Use Domino Data Sources to connect to Snowflake

The simplest and fastest way to connect and interact with the Snowflake database is by using a Domino Data Source. Data Sources simplify the database setup via configuration records and are optimized for read-heavy, SQL-based usage.

Snowflake Data Source setup

From inside your project, click on Data in the Project menu bar. This will open the Data window.
On the Data Sources page, click the + Add a Data Source button.
In the popup window, select Snowflake from the list.
On the Configure window, enter your account and connection credentials, add an optional description, then click Next.
On the next Authenticate window, enter your Snowflake username and password then click Test Credentials.
Domino will attempt to connect to the specified database using the user credentials you entered. If all goes well, you will see a message, confirming that the connection was successful. Click Next.
On the next Permissions screen, click Finish Setup.

You are now ready to use the Data Source.

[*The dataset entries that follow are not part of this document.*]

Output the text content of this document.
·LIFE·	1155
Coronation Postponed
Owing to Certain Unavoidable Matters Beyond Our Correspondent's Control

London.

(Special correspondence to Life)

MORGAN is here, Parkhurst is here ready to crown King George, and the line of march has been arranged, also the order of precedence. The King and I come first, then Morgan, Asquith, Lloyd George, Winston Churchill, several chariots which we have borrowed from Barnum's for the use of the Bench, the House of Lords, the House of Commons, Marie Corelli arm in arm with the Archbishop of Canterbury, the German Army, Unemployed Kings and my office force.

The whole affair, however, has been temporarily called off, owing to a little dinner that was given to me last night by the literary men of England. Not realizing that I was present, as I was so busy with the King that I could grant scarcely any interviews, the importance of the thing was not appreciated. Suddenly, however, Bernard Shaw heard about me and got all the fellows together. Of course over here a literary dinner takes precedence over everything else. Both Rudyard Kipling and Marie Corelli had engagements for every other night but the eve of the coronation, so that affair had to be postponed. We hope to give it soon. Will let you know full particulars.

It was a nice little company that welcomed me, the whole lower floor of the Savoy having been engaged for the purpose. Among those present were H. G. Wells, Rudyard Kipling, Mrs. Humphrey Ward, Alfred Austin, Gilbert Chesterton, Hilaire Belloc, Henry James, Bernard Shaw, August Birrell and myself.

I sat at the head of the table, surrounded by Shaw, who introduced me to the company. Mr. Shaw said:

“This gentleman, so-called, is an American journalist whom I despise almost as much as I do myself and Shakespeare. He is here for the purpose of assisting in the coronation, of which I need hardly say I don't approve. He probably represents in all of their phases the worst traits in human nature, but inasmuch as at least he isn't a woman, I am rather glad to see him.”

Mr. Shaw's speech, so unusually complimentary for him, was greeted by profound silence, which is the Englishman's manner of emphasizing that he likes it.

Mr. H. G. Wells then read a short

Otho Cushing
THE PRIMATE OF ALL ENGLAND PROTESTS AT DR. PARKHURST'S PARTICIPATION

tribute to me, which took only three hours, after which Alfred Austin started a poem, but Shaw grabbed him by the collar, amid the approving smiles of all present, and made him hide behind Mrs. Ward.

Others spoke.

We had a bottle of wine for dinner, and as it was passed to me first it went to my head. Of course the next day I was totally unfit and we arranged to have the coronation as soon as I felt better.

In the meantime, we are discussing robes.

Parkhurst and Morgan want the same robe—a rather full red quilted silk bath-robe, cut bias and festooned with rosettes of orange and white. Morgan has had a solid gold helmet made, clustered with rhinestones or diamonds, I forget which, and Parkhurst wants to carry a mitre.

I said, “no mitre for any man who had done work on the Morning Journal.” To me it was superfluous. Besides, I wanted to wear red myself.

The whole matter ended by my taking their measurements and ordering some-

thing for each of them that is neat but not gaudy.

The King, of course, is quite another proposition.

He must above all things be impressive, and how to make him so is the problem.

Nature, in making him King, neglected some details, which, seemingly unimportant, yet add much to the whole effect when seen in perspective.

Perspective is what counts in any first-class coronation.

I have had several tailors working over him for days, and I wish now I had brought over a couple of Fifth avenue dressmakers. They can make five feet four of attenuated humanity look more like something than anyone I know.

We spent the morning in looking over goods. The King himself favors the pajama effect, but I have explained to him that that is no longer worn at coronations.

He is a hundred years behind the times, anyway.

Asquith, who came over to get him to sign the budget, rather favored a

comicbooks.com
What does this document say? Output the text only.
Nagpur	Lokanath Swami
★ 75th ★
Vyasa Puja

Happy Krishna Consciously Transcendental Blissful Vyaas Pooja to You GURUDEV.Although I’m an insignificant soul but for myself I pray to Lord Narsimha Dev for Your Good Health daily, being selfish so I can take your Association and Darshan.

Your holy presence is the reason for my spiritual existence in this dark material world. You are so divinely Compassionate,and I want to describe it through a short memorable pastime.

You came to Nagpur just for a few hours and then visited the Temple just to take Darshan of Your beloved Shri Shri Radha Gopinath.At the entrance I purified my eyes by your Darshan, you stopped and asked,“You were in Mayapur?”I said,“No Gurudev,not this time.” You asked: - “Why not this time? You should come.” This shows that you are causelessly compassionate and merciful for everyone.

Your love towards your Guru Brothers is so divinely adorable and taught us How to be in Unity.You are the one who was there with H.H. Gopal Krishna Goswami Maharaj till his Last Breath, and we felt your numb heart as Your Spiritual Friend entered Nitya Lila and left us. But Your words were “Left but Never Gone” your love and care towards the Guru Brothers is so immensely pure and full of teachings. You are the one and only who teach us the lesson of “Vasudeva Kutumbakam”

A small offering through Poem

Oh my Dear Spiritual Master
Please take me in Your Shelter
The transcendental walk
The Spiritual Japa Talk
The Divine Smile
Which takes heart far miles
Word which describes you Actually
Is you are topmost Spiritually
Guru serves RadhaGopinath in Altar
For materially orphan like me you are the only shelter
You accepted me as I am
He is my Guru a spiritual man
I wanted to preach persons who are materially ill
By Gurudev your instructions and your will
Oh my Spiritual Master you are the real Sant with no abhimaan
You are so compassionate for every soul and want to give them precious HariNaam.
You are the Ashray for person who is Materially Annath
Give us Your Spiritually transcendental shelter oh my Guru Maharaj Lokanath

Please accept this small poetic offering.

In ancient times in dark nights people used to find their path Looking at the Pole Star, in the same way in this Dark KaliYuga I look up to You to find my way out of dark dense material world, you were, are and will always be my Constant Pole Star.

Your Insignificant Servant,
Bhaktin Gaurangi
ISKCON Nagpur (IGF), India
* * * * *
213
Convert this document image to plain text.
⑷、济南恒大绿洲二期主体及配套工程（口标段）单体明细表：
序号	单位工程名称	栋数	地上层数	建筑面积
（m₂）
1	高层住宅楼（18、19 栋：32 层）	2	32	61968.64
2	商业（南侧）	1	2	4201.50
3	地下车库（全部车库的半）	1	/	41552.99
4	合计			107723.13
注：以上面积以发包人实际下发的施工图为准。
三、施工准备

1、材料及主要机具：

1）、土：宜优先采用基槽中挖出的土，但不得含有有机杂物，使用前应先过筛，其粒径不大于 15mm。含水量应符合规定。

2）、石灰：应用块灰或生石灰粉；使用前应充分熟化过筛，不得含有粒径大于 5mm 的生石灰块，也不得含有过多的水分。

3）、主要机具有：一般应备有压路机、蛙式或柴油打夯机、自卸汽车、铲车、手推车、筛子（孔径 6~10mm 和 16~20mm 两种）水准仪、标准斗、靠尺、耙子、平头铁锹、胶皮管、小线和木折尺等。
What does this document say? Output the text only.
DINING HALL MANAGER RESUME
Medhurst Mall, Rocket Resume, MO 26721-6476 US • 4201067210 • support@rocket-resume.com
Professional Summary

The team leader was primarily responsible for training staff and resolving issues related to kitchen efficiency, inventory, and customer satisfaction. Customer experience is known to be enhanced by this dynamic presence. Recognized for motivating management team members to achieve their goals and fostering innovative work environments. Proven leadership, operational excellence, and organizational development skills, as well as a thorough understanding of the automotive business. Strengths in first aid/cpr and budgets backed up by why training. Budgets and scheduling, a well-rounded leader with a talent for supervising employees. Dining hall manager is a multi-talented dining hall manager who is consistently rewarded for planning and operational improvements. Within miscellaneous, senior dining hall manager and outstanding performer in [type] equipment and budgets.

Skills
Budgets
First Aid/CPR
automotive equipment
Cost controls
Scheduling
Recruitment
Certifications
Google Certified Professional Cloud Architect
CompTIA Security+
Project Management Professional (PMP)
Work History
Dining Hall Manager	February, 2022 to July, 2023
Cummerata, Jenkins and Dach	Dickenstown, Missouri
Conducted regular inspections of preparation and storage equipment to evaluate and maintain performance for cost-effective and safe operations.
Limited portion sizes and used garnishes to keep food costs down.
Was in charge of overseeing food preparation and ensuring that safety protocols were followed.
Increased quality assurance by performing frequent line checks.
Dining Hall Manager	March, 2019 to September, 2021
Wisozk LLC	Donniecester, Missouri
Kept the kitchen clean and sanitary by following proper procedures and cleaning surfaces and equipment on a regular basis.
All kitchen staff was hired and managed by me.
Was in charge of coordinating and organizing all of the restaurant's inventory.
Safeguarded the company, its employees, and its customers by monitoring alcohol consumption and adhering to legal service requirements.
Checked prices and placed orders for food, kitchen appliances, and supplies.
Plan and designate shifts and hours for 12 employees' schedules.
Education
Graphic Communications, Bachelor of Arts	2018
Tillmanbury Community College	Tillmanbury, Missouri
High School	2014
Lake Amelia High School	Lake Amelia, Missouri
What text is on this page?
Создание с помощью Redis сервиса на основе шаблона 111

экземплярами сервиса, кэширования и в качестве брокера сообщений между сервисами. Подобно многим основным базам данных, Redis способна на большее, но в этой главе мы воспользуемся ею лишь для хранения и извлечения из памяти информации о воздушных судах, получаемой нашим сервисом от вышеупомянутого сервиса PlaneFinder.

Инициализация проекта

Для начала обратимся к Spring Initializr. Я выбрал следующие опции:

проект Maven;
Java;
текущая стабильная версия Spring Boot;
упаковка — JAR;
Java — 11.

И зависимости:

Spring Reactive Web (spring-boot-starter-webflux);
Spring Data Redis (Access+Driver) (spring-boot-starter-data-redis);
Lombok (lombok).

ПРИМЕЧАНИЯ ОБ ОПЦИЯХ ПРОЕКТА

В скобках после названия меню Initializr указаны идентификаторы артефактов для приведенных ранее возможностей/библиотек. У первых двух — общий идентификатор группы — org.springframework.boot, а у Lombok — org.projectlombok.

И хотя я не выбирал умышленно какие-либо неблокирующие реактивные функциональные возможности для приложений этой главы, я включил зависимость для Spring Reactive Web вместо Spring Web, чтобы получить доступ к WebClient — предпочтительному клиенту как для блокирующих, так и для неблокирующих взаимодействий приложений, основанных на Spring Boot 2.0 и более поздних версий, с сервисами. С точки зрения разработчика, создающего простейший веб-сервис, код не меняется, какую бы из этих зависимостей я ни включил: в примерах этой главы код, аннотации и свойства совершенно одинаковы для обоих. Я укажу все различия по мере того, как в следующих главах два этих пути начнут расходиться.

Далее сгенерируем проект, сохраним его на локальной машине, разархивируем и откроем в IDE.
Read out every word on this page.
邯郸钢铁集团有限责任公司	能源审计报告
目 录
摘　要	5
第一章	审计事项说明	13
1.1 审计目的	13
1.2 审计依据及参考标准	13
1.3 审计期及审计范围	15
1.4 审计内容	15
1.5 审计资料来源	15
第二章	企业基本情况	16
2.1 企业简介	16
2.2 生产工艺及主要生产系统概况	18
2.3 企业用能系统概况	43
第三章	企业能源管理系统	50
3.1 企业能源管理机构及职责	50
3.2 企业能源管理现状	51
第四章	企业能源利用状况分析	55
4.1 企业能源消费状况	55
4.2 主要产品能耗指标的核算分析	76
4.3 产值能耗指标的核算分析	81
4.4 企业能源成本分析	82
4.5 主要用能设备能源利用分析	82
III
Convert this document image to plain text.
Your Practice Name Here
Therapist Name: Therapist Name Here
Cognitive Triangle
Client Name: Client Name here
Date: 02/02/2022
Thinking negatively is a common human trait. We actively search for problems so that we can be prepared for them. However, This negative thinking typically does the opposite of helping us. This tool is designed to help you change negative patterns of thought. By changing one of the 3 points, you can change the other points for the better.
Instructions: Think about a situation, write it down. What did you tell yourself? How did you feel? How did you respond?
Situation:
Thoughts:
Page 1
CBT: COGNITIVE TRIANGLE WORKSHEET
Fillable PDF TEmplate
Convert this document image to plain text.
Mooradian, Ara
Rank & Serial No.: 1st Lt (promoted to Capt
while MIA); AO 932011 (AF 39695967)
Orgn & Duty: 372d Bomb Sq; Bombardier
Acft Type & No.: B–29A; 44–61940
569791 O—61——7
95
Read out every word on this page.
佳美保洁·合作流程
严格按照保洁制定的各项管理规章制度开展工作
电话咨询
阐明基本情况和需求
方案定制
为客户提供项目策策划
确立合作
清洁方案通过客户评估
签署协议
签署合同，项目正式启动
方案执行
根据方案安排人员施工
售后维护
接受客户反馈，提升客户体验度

Use the Data Source in the Workspace

Start a Domino Workspace. As the workspace starts up, you will notice a red dot next to Data in the Project menu. Once the Workspace is loaded, click Data.
The left pane of the screen will expand to show the Data Source. Click the copy icon to copy the connection code associated with the Snowflake Data Source.
Next, on the Launcher page, click on the Python shortcut in the Notebook section to open a Python Notebook.

Use Command + V (on Mac) or Ctrl + V on Windows and Linux to paste the code you copied into the first cell of the notebook. The Data Source functionality in Domino enables users to connect to the database using these templated commands. It will look something like this:

from domino.data_sources import DataSourceClient

# Instantiate a client and fetch the DataSource instance
ds = DataSourceClient().get_datasource("weather_db")

# Create a simple wrapper from the query result
res = ds.query("select * from {{table_reference}}")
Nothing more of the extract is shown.